Через океан | страница 39



— Во флоте… в морском флоте…

— Фьють!.. А какому государству принадлежал твой флот?

— Какому государству?.. Моему, конечно!.. Я был тогда французом! — сказал Петер Мюрфи, понижая тон, прищуривая глаз и таинственно покачивая головой.

Кассулэ навострил уши, надеясь услышать еще какую-нибудь новость. Но альбинос унесся уже в своих мечтах, устремил свой взгляд в землю и не сказал больше ни слова. На этот день все было кончено.

В следующий раз он опять вернулся к воспоминаниям о своей профессии моряка и произнес имя, которое заставило встрепенуться Раймунда Фрезоля, — имя «Belle Irma», корабля, которым командовал его отец. Живо заинтересовавшись этим отрывком разговора, он подошел к обоим собеседникам, находившимся недалеко от него. Приблизившись к Петеру Мюрфи, который кивал головой как фарфоровый мандарин, Раймунд положил руку ему на плечо.

— Что говорил ты о «Belle Irma»? — спросил он. Петер Мюрфи ничего не ответил, его физиономия приобрела свое обычное тупое выражение.

— Ну! — вскричал Раймунд Фрезоль, тряся его за руку, — повтори же свои слова! Ты служил на корабле «Belle Irma»?

Ни звука: Петер Мюрфи снова впал в молчание. Пришлось отказаться выпытать у него что-либо. Раймунд с сожалением сделал это, и хотя ему казалось маловероятным, чтобы несчастный дурачок мог сообщить что-нибудь интересное о «Belle Irma», он все-таки велел Кассулэ по возможности чаще возвращаться к этому предмету.

Этот случай составил еще новое звено, соединявшее Раймунда с Петером Мюрфи, и упрочил то неопределенное положение, которое занимал последний в походном телеграфном бюро. Но вскоре другие заботы отвлекли Раймунда.

Посвятив два дня своей жене и дочери, Эбенезер Куртисс выразил желание снова заняться грандиозным проектом Раймунда Фрезоля и, казалось, все более увлекался им. Собирались, составляли сметы, занимались вычислениями. Раймунда особенно занимала единственно интересная, по его мнению, техническая сторона предприятия; Эбенезер же видел только финансовую. Он вскоре пришел к заключению, что подводная труба представляет собой великолепную аферу, — доставит ли она ему монополию в торговле нефтью с Европой или же только монополию в транспортировке нефти.
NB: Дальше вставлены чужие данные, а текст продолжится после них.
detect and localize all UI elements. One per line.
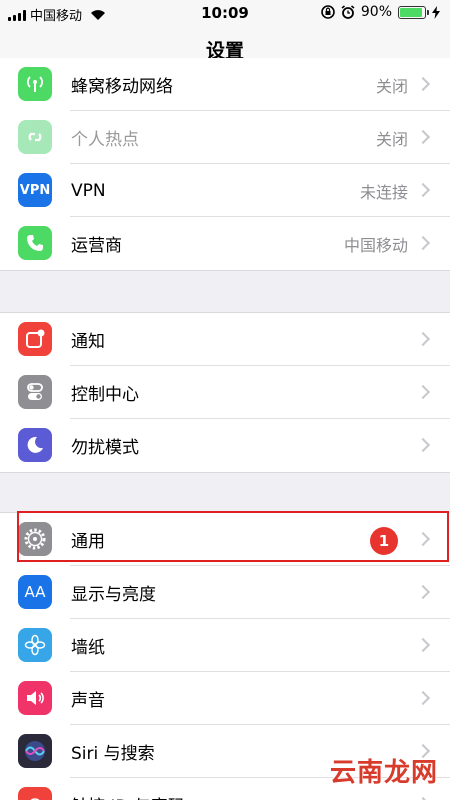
row-label: VPN <box>71 180 106 201</box>
siri-icon <box>18 734 52 768</box>
alarm-icon <box>341 5 355 19</box>
row-value: 关闭 <box>375 129 408 149</box>
row-value: 关闭 <box>375 76 408 96</box>
row-do-not-disturb[interactable]: 勿扰模式 <box>0 419 450 472</box>
sound-icon <box>18 681 52 715</box>
row-label: 触控 ID 与密码 <box>71 792 185 800</box>
wallpaper-icon <box>18 628 52 662</box>
phone-icon <box>18 226 52 260</box>
battery-fill <box>400 7 422 17</box>
chevron-right-icon <box>415 437 431 453</box>
chevron-right-icon <box>415 76 431 92</box>
notification-icon <box>18 322 52 356</box>
cellular-icon <box>18 67 52 101</box>
row-label: 显示与亮度 <box>71 585 156 605</box>
row-vpn[interactable]: VPN VPN 未连接 <box>0 164 450 217</box>
watermark: 云南龙网 <box>330 752 438 789</box>
chevron-right-icon <box>415 584 431 600</box>
chevron-right-icon <box>415 129 431 145</box>
row-label: 通用 <box>71 532 105 552</box>
row-cellular[interactable]: 蜂窝移动网络 关闭 <box>0 58 450 111</box>
row-display[interactable]: AA 显示与亮度 <box>0 566 450 619</box>
chevron-right-icon <box>415 235 431 251</box>
row-label: 控制中心 <box>71 385 139 405</box>
chevron-right-icon <box>415 531 431 547</box>
display-icon: AA <box>18 575 52 609</box>
rotation-lock-icon <box>321 5 335 19</box>
status-bar: 中国移动 10:09 90% <box>0 0 450 26</box>
settings-group-network: 蜂窝移动网络 关闭 个人热点 关闭 VPN VPN 未连接 运营商 中国移动 <box>0 58 450 271</box>
row-label: 声音 <box>71 691 105 711</box>
row-value: 未连接 <box>359 182 408 202</box>
row-label: 勿扰模式 <box>71 438 139 458</box>
charging-icon <box>432 5 440 19</box>
row-notifications[interactable]: 通知 <box>0 313 450 366</box>
row-label: 蜂窝移动网络 <box>71 77 173 97</box>
row-label: 通知 <box>71 332 105 352</box>
control-center-icon <box>18 375 52 409</box>
vpn-icon: VPN <box>18 173 52 207</box>
row-label: Siri 与搜索 <box>71 744 155 764</box>
chevron-right-icon <box>415 690 431 706</box>
row-carrier[interactable]: 运营商 中国移动 <box>0 217 450 270</box>
chevron-right-icon <box>415 637 431 653</box>
settings-group-notifications: 通知 控制中心 勿扰模式 <box>0 312 450 473</box>
fingerprint-icon <box>18 787 52 800</box>
row-value: 中国移动 <box>343 235 408 255</box>
gear-icon <box>18 522 52 556</box>
chevron-right-icon <box>415 182 431 198</box>
row-control-center[interactable]: 控制中心 <box>0 366 450 419</box>
status-right: 90% <box>321 4 440 20</box>
row-label: 个人热点 <box>71 130 139 150</box>
step-badge: 1 <box>370 527 398 555</box>
chevron-right-icon <box>415 331 431 347</box>
row-label: 墙纸 <box>71 638 105 658</box>
row-sound[interactable]: 声音 <box>0 672 450 725</box>
battery-icon <box>398 5 429 19</box>
moon-icon <box>18 428 52 462</box>
hotspot-icon <box>18 120 52 154</box>
row-wallpaper[interactable]: 墙纸 <box>0 619 450 672</box>
row-hotspot[interactable]: 个人热点 关闭 <box>0 111 450 164</box>
battery-percent: 90% <box>360 4 392 20</box>
chevron-right-icon <box>415 384 431 400</box>
row-label: 运营商 <box>71 236 122 256</box>
watermark-text: 云南龙网 <box>329 758 438 788</box>
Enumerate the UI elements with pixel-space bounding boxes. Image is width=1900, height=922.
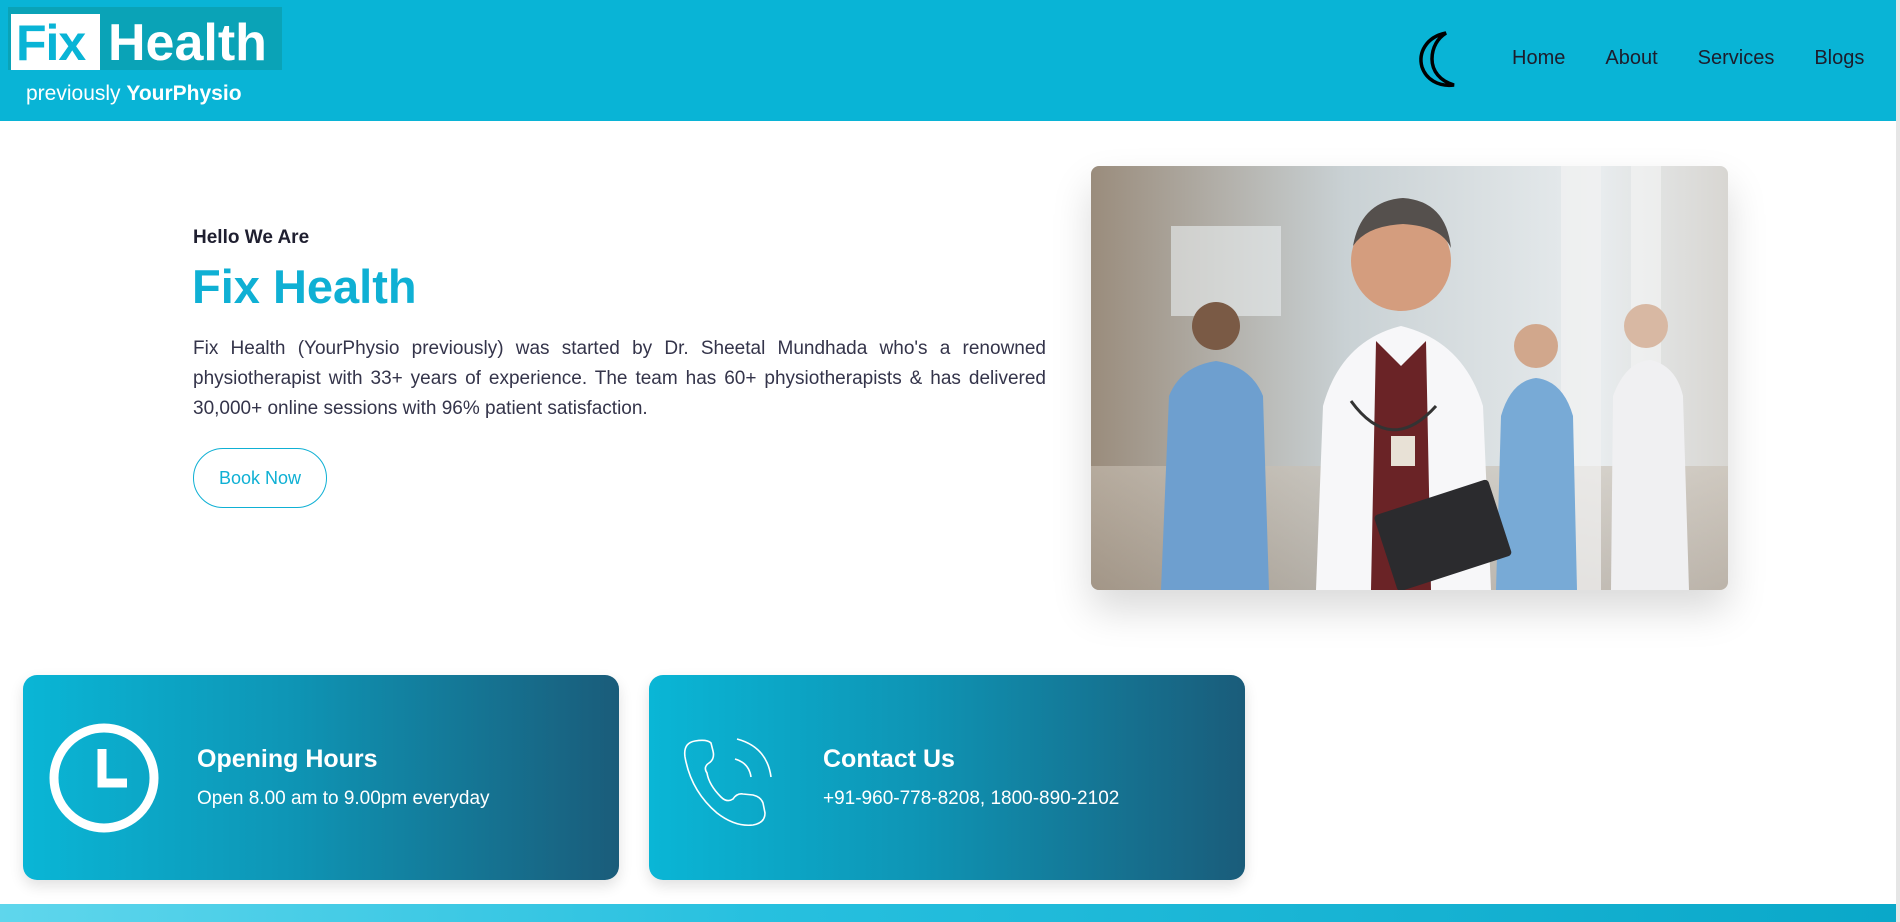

— Вывоз нефти, — говорил он, — теперь равняется шестистам миллионам галлонов. Предположим, что мы доставляли бы эту нефть прямо в Европу по Нью-Йоркской цене с надбавкой по десять сантимов за галлон в восемь литров, и так как никто не может конкурировать с нами, то это доставит нам в год шестьдесят миллионов верной прибыли. Предположим, что мы сами даже не вели бы торговли нефтью, а пользовались бы только платой за транспорт, — результат будет тот же самый. Следовательно, допустив, что потребление нефти в Старом Свете не увеличится с проложением трубы, мы будем исправно получать доход с миллиарда франков по шесть процентов. Итак, эта труба является просто золотой россыпью, раз прокладка ее и содержание будет стоить всего одну сороковую или одну пятидесятую части этого миллиарда.